Dean: Synchronization points control product development. The faster the synchronization points, the faster the learning, and the faster the time to market. Unsynchronized development is “assumption- based development”, and many assumptions are proven wrong during system integration. Integrate early and often, at least at the two-week boundaries. Cadence based synchronization points drive the right behavior at all levels.

InfoQ. Release train is the heart of SAFe framework. Please explain cross functional agile release train.

Dean: Each Agile Release Train is a self-organizing, self-managing team-of-agile teams, dedicated to delivering enterprise level as often as possible. Each ART contains all the resources they need to define, build, test and deliver enterprise-level value. Each ART develops on cadence, but releases on demand.

InfoQ. You talked about the leadership skills in your lessons. Please tell us the role of a good leader in SAFe implementation.

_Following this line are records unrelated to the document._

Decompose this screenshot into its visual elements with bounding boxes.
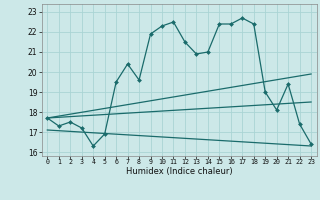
X-axis label: Humidex (Indice chaleur): Humidex (Indice chaleur) (126, 167, 233, 176)
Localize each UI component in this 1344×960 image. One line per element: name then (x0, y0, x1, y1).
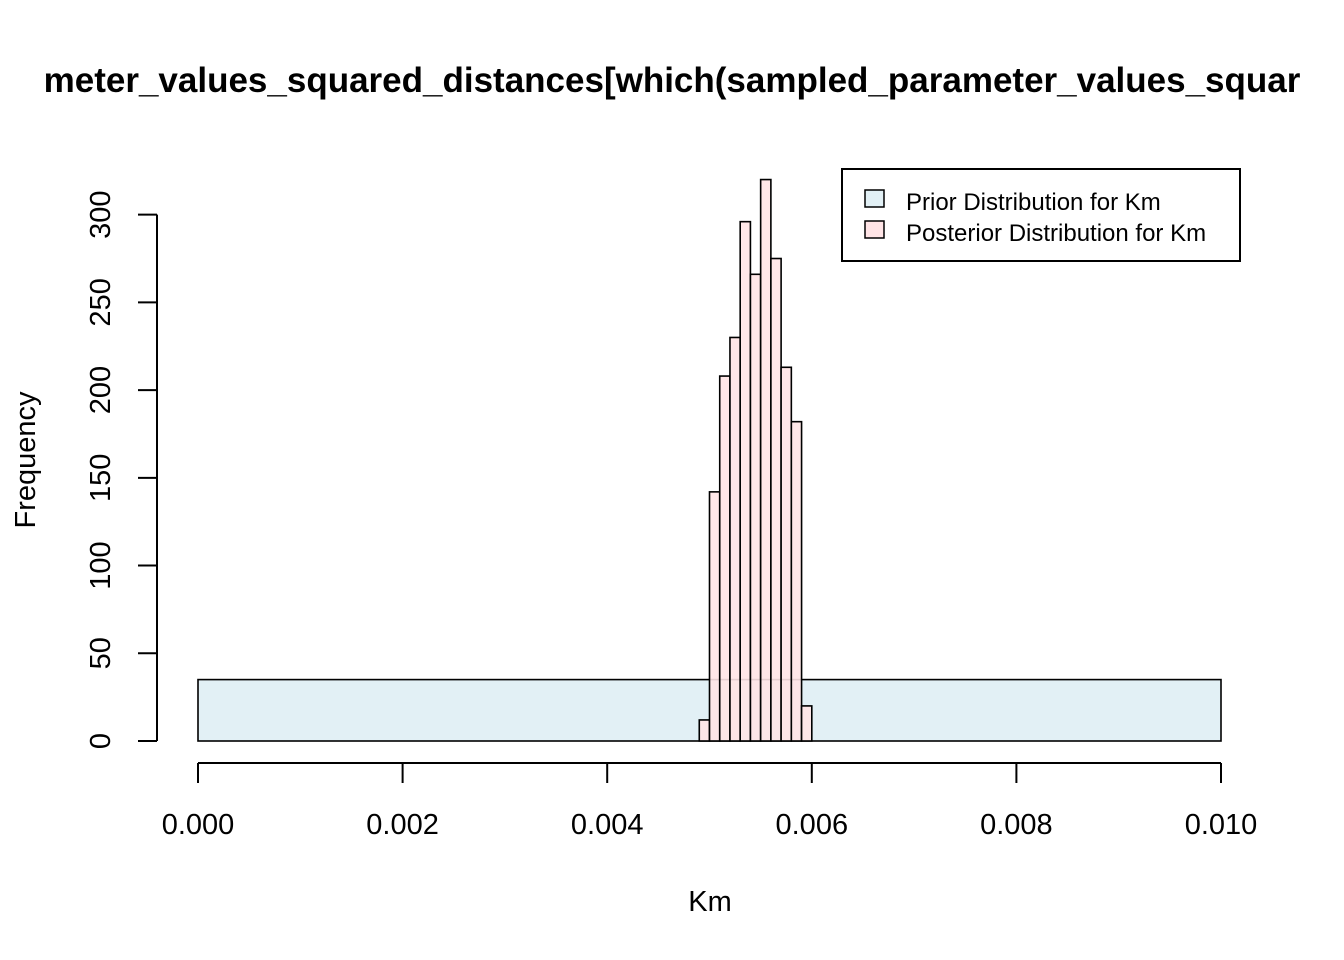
posterior-bar (708, 491, 721, 742)
legend-box (841, 168, 1241, 262)
x-tick-label: 0.000 (162, 809, 235, 841)
posterior-bar (790, 420, 803, 742)
x-tick-label: 0.006 (776, 809, 849, 841)
y-tick-label: 300 (85, 190, 117, 238)
y-tick-label: 100 (85, 541, 117, 589)
posterior-bar (780, 366, 793, 742)
x-tick-label: 0.002 (366, 809, 439, 841)
posterior-bar (800, 705, 813, 742)
y-tick-label: 50 (85, 637, 117, 669)
posterior-bar (759, 178, 772, 742)
legend-label-prior: Prior Distribution for Km (906, 189, 1161, 216)
legend-label-posterior: Posterior Distribution for Km (906, 220, 1206, 247)
posterior-bar (698, 719, 711, 742)
y-axis: 0 50 100 150 200 250 300 (85, 190, 158, 749)
posterior-bar (739, 220, 752, 742)
posterior-bars (698, 178, 813, 742)
legend-swatch-prior (864, 189, 885, 208)
x-axis-label: Km (688, 886, 732, 918)
y-tick-label: 150 (85, 454, 117, 502)
y-tick-label: 250 (85, 278, 117, 326)
y-tick-label: 200 (85, 366, 117, 414)
x-tick-label: 0.010 (1185, 809, 1258, 841)
posterior-bar (749, 273, 762, 742)
y-axis-label: Frequency (10, 391, 42, 529)
x-tick-label: 0.004 (571, 809, 644, 841)
posterior-bar (729, 336, 741, 742)
chart-title: meter_values_squared_distances[which(sam… (44, 61, 1301, 100)
posterior-bar (718, 375, 731, 742)
posterior-bar (770, 257, 782, 742)
legend-swatch-posterior (864, 220, 885, 239)
y-tick-label: 0 (85, 733, 117, 749)
x-axis: 0.000 0.002 0.004 0.006 0.008 0.010 (162, 762, 1258, 841)
legend: Prior Distribution for Km Posterior Dist… (841, 168, 1241, 262)
x-tick-label: 0.008 (980, 809, 1053, 841)
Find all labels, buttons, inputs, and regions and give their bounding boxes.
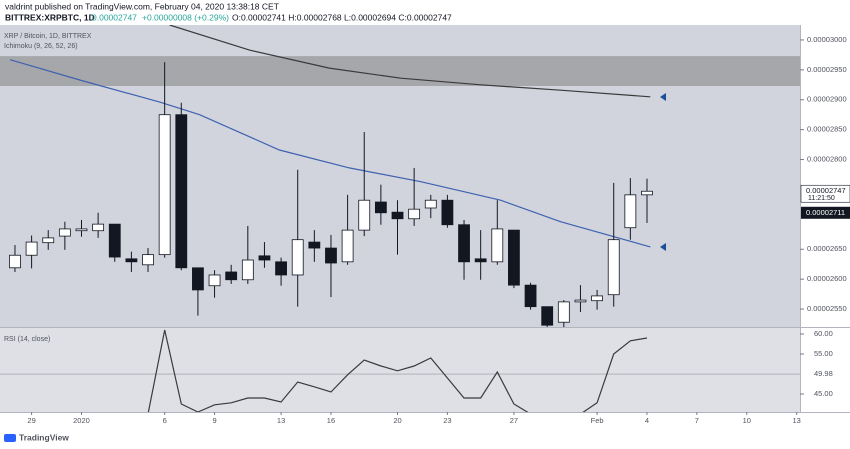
- candle-body: [491, 228, 504, 263]
- x-tick-label: 7: [695, 416, 699, 425]
- x-tick-label: 13: [277, 416, 285, 425]
- line: [9, 59, 651, 248]
- x-tick-label: 10: [743, 416, 751, 425]
- line: [147, 329, 648, 412]
- candle-body: [358, 199, 371, 231]
- price-tag-label: 0.00002747: [806, 186, 846, 195]
- change: +0.00000008 (+0.29%): [142, 12, 229, 22]
- x-tick-label: Feb: [591, 416, 604, 425]
- y-tick-label: 0.00003000: [807, 35, 847, 44]
- candle-body: [624, 194, 637, 229]
- y-tick-label: 55.00: [814, 349, 833, 358]
- level-label: 49.98: [814, 369, 833, 378]
- candle-body: [557, 301, 570, 323]
- candle-body: [241, 259, 254, 281]
- arrow-marker: [660, 243, 666, 251]
- candle-body: [192, 267, 204, 291]
- y-tick-label: 45.00: [814, 389, 833, 398]
- x-tick-label: 23: [443, 416, 451, 425]
- candle-body: [474, 258, 487, 263]
- logo-icon: [4, 434, 16, 442]
- y-tick-label: 0.00002600: [807, 274, 847, 283]
- candle-body: [325, 247, 337, 264]
- candle-body: [308, 241, 321, 249]
- candle-body: [158, 114, 171, 256]
- candle-body: [208, 274, 221, 287]
- y-tick-label: 60.00: [814, 329, 833, 338]
- candle-body: [258, 255, 271, 261]
- y-tick-label: 0.00002950: [807, 65, 847, 74]
- x-tick-label: 27: [510, 416, 518, 425]
- y-tick-label: 0.00002800: [807, 155, 847, 164]
- candle-body: [408, 208, 421, 220]
- candle-body: [391, 211, 404, 220]
- candle-body: [441, 199, 454, 226]
- logo: TradingView: [4, 432, 69, 442]
- y-tick-label: 0.00002900: [807, 95, 847, 104]
- candle-body: [225, 271, 238, 281]
- candle-body: [108, 223, 121, 258]
- y-tick-label: 0.00002650: [807, 244, 847, 253]
- indicator-label: Ichimoku (9, 26, 52, 26): [4, 43, 78, 50]
- y-tick-label: 0.00002850: [807, 125, 847, 134]
- candle-body: [574, 299, 587, 303]
- marker-tag: [801, 206, 850, 219]
- x-tick-label: 9: [212, 416, 216, 425]
- candle-body: [341, 229, 354, 263]
- candle-body: [92, 223, 105, 232]
- candle-body: [75, 228, 88, 232]
- candle-body: [641, 190, 653, 196]
- publisher: valdrint published on TradingView.com, F…: [5, 1, 279, 11]
- last-price: 0.00002747: [92, 12, 137, 22]
- candle-body: [142, 254, 154, 266]
- marker-tag-label: 0.00002711: [806, 208, 845, 217]
- candle-body: [458, 224, 470, 263]
- candle-body: [291, 239, 304, 276]
- candle-body: [374, 201, 387, 214]
- candle-body: [58, 228, 71, 237]
- candle-body: [424, 199, 437, 209]
- x-tick-label: 13: [793, 416, 801, 425]
- candle-body: [25, 241, 38, 256]
- y-tick-label: 0.00002550: [807, 304, 847, 313]
- x-tick-label: 20: [393, 416, 401, 425]
- x-tick-label: 16: [327, 416, 335, 425]
- main-plot: [0, 25, 800, 327]
- candle-body: [175, 114, 188, 269]
- candle-body: [607, 239, 620, 296]
- x-tick-label: 2020: [73, 416, 90, 425]
- footer-brand: TradingView: [19, 432, 69, 442]
- candle-body: [275, 261, 287, 276]
- ohlc: O:0.00002741 H:0.00002768 L:0.00002694 C…: [232, 12, 452, 22]
- x-tick-label: 29: [27, 416, 35, 425]
- candle-body: [9, 254, 21, 269]
- price-tag: [800, 184, 850, 203]
- candle-body: [125, 258, 138, 263]
- rsi-plot: [0, 329, 800, 412]
- pane-title: XRP / Bitcoin, 1D, BITTREX: [4, 33, 92, 40]
- candle-body: [591, 295, 603, 302]
- zone: [0, 56, 800, 86]
- overlay-labels: 0.00003000 0.00002950 0.00002900 0.00002850…: [27, 35, 850, 425]
- timer: 11:21:50: [808, 195, 835, 202]
- arrow-marker: [660, 93, 666, 101]
- line: [169, 25, 651, 98]
- candle-body: [508, 229, 520, 286]
- rsi-label: RSI (14, close): [4, 336, 50, 343]
- level-tag: [801, 368, 850, 381]
- candle-body: [42, 237, 55, 244]
- candle-body: [541, 306, 554, 326]
- symbol: BITTREX:XRPBTC, 1D: [5, 12, 95, 22]
- x-tick-label: 4: [645, 416, 649, 425]
- x-tick-label: 6: [163, 416, 167, 425]
- candle-body: [524, 284, 537, 308]
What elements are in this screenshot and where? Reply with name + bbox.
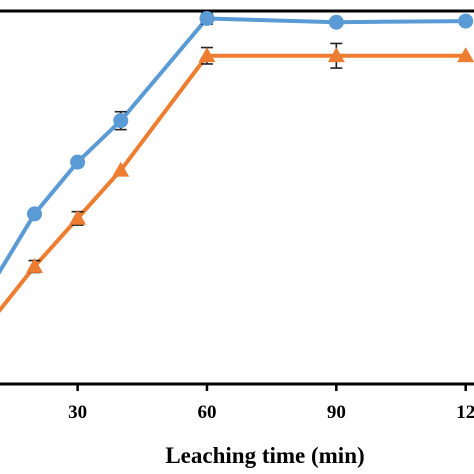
x-tick-label: 30 [68,402,87,423]
data-point [327,47,345,63]
x-tick-label: 12 [456,402,474,423]
data-point [328,14,344,30]
x-axis-ticks: 30 60 90 12 [68,384,474,423]
data-point [70,154,86,170]
data-point [198,47,216,63]
x-tick-label: 60 [197,402,216,423]
data-point [25,258,43,273]
data-point [199,10,215,26]
data-point [458,13,474,29]
x-axis-title: Leaching time (min) [165,443,364,468]
x-tick-label: 90 [327,402,346,423]
series-1 [0,42,474,313]
data-point [457,47,474,63]
data-point [26,206,42,222]
data-point [69,209,87,225]
series-layer [0,10,474,313]
plot-frame [0,9,474,386]
series-0 [0,10,474,275]
data-point [112,161,130,177]
data-point [113,113,129,129]
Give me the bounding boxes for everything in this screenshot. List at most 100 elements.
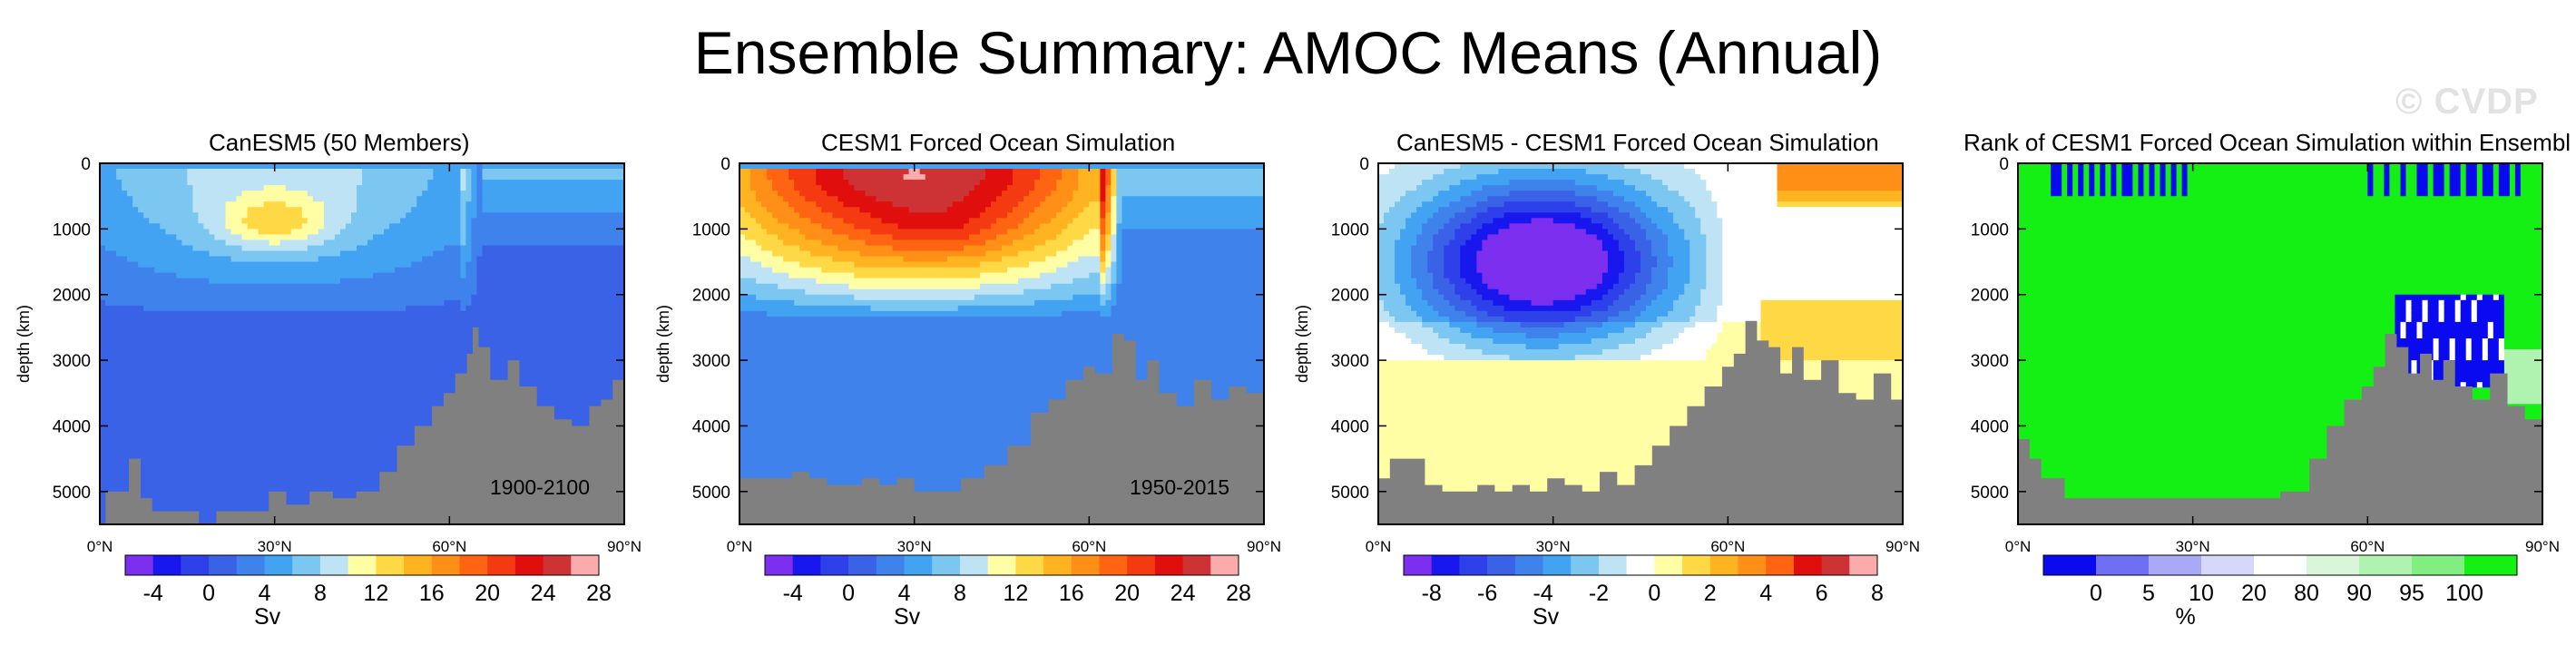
bathymetry-land (100, 327, 624, 524)
x-tick-label: 90°N (607, 538, 642, 555)
colorbar-tick-label: -2 (1589, 581, 1609, 606)
colorbar-tick-label: 10 (2189, 581, 2214, 606)
colorbar-swatch (1849, 555, 1878, 575)
colorbar-tick-label: 16 (1059, 581, 1084, 606)
panel-plot: 0 1000 2000 3000 4000 5000 0°N 30°N 60°N 90°N dept… (15, 155, 642, 630)
colorbar-tick-label: -8 (1422, 581, 1442, 606)
colorbar-unit: % (2175, 604, 2195, 630)
y-tick-label: 1000 (692, 220, 730, 240)
x-tick-label: 30°N (258, 538, 292, 555)
y-tick-label: 1000 (1331, 220, 1369, 240)
bathymetry-land (2018, 334, 2542, 524)
bathymetry-land (739, 334, 1264, 524)
y-tick-label: 0 (1359, 155, 1369, 174)
colorbar-swatch (1071, 555, 1100, 575)
colorbar-tick-label: 0 (2090, 581, 2102, 606)
colorbar-tick-label: 100 (2445, 581, 2483, 606)
colorbar: 0 5 10 20 80 90 95 100% (2042, 554, 2518, 630)
colorbar-swatch (487, 555, 516, 575)
x-tick-label: 60°N (2350, 538, 2385, 555)
y-tick-label: 4000 (692, 417, 730, 436)
colorbar-swatch (876, 555, 905, 575)
y-tick-label: 3000 (1331, 352, 1369, 371)
colorbar-swatch (1626, 555, 1655, 575)
x-tick-label: 30°N (2176, 538, 2210, 555)
colorbar: -4 0 4 8 12 16 20 24 28 Sv (764, 554, 1251, 630)
y-tick-label: 0 (81, 155, 91, 174)
colorbar-tick-label: 28 (586, 581, 612, 606)
x-tick-label: 90°N (1247, 538, 1281, 555)
colorbar-tick-label: -4 (143, 581, 163, 606)
colorbar-tick-label: 2 (1704, 581, 1717, 606)
colorbar-swatch (932, 555, 961, 575)
colorbar-swatch (181, 555, 210, 575)
panel-title: Rank of CESM1 Forced Ocean Simulation wi… (1964, 129, 2571, 156)
x-tick-label: 60°N (1072, 538, 1106, 555)
contour-field (1378, 163, 1903, 524)
colorbar-swatch (2096, 555, 2150, 575)
colorbar-swatch (1099, 555, 1128, 575)
cvdp-watermark: © CVDP (2395, 82, 2539, 122)
colorbar-swatch (1127, 555, 1156, 575)
colorbar-swatch (904, 555, 933, 575)
colorbar-tick-label: 8 (1871, 581, 1884, 606)
colorbar-swatch (459, 555, 488, 575)
x-tick-label: 90°N (2525, 538, 2560, 555)
colorbar-swatch (792, 555, 821, 575)
colorbar-swatch (820, 555, 849, 575)
colorbar-tick-label: 28 (1226, 581, 1251, 606)
colorbar-swatch (1793, 555, 1823, 575)
y-tick-label: 2000 (53, 287, 91, 306)
colorbar-frame (2042, 554, 2518, 576)
y-tick-label: 1000 (53, 220, 91, 240)
colorbar-swatch (376, 555, 405, 575)
colorbar-frame (1403, 554, 1878, 576)
contour-field (100, 163, 624, 524)
colorbar-swatch (431, 555, 460, 575)
colorbar-tick-label: 20 (2241, 581, 2267, 606)
x-tick-label: 0°N (727, 538, 753, 555)
colorbar-tick-label: 20 (1114, 581, 1140, 606)
colorbar-swatch (987, 555, 1016, 575)
colorbar-swatch (1182, 555, 1211, 575)
colorbar-swatch (1682, 555, 1711, 575)
colorbar-swatch (209, 555, 238, 575)
bathymetry-land (1378, 320, 1903, 524)
contour-field (739, 163, 1264, 524)
colorbar-swatch (404, 555, 433, 575)
colorbar-swatch (348, 555, 377, 575)
y-tick-label: 5000 (1331, 484, 1369, 503)
x-tick-label: 60°N (432, 538, 466, 555)
colorbar-swatch (2149, 555, 2202, 575)
y-tick-label: 2000 (1971, 287, 2009, 306)
colorbar-tick-label: 8 (314, 581, 327, 606)
panel-plot: 0 1000 2000 3000 4000 5000 0°N 30°N 60°N 90°N dept… (654, 155, 1281, 630)
plot-frame (739, 162, 1265, 525)
y-tick-label: 3000 (53, 352, 91, 371)
colorbar-swatch (1487, 555, 1516, 575)
colorbar-swatch (543, 555, 572, 575)
colorbar-swatch (1738, 555, 1767, 575)
colorbar-unit: Sv (254, 604, 281, 630)
panel-plot: 0 1000 2000 3000 4000 5000 0°N 30°N 60°N 90°N 0 5 10… (1971, 155, 2560, 630)
colorbar-tick-label: 0 (1648, 581, 1660, 606)
period-label: 1950-2015 (1130, 475, 1229, 499)
colorbar-tick-label: 24 (531, 581, 556, 606)
y-tick-label: 3000 (692, 352, 730, 371)
colorbar-swatch (2359, 555, 2413, 575)
colorbar-frame (764, 554, 1239, 576)
colorbar-swatch (848, 555, 877, 575)
colorbar-swatch (2412, 555, 2465, 575)
y-tick-label: 5000 (1971, 484, 2009, 503)
colorbar-swatch (1821, 555, 1850, 575)
y-tick-label: 4000 (53, 417, 91, 436)
colorbar-swatch (2254, 555, 2307, 575)
y-axis-label: depth (km) (654, 305, 672, 383)
colorbar-swatch (765, 555, 794, 575)
colorbar-tick-label: 90 (2346, 581, 2372, 606)
colorbar-swatch (1404, 555, 1433, 575)
colorbar-tick-label: 16 (419, 581, 445, 606)
colorbar-tick-label: 0 (842, 581, 855, 606)
colorbar-swatch (319, 555, 349, 575)
colorbar-swatch (1514, 555, 1543, 575)
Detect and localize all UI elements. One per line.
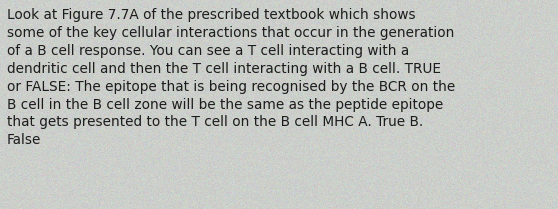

Dean: In summary: Lean leaders lead, rather than follow, a Lean-Agile transformation. Such a responsibility cannot be delegated.

InfoQ: Though SAFe implementation case studies are available on SAFe website but you didn’t explain any of these in your LiveLessons. Do you have any plans to release any similar kind of video lessons on practical implementation, success stories and challenges?

Dean: Check out the case studies on SAFe website. No such immediate plans for new videos, but we are just learning this new medium of delivery, and expect to exploit it more fully over time.

InfoQ: Do you want share any message to the readers?

Dean: Lean-Agile development via SAFe works at scale, and it delivers substantial benefits in time-to market, solution quality, employee engagement and productivity. What enterprise can afford to wait for such outcomes? Start now.

About the Interviewee

Dean Leffingwell is an author, serial entrepreneur, and software development methodologist. He is the creator of the Scaled Agile Framework, and author of numerous books on software development. His most recent books Leading SAFe Live Lessons (Video book), Agile Software Requirements, and Scaling Software Agility, form much of the basis of modern thinking on Lean-Agile software development at enterprise scale. Founder of five successful startups, including Scaled Agile, Inc., Requisite, Inc., (makers of RequisitePro , later acquired by Rational Software), Mr. Leffingwell also served as Chief Methodologist to Rally Software, and prior to that, as a Sr. Vice President at Rational Software. He currently serves as Chief Methodologist and CEO at Scaled Agile, Inc., which he co-founded in 2011.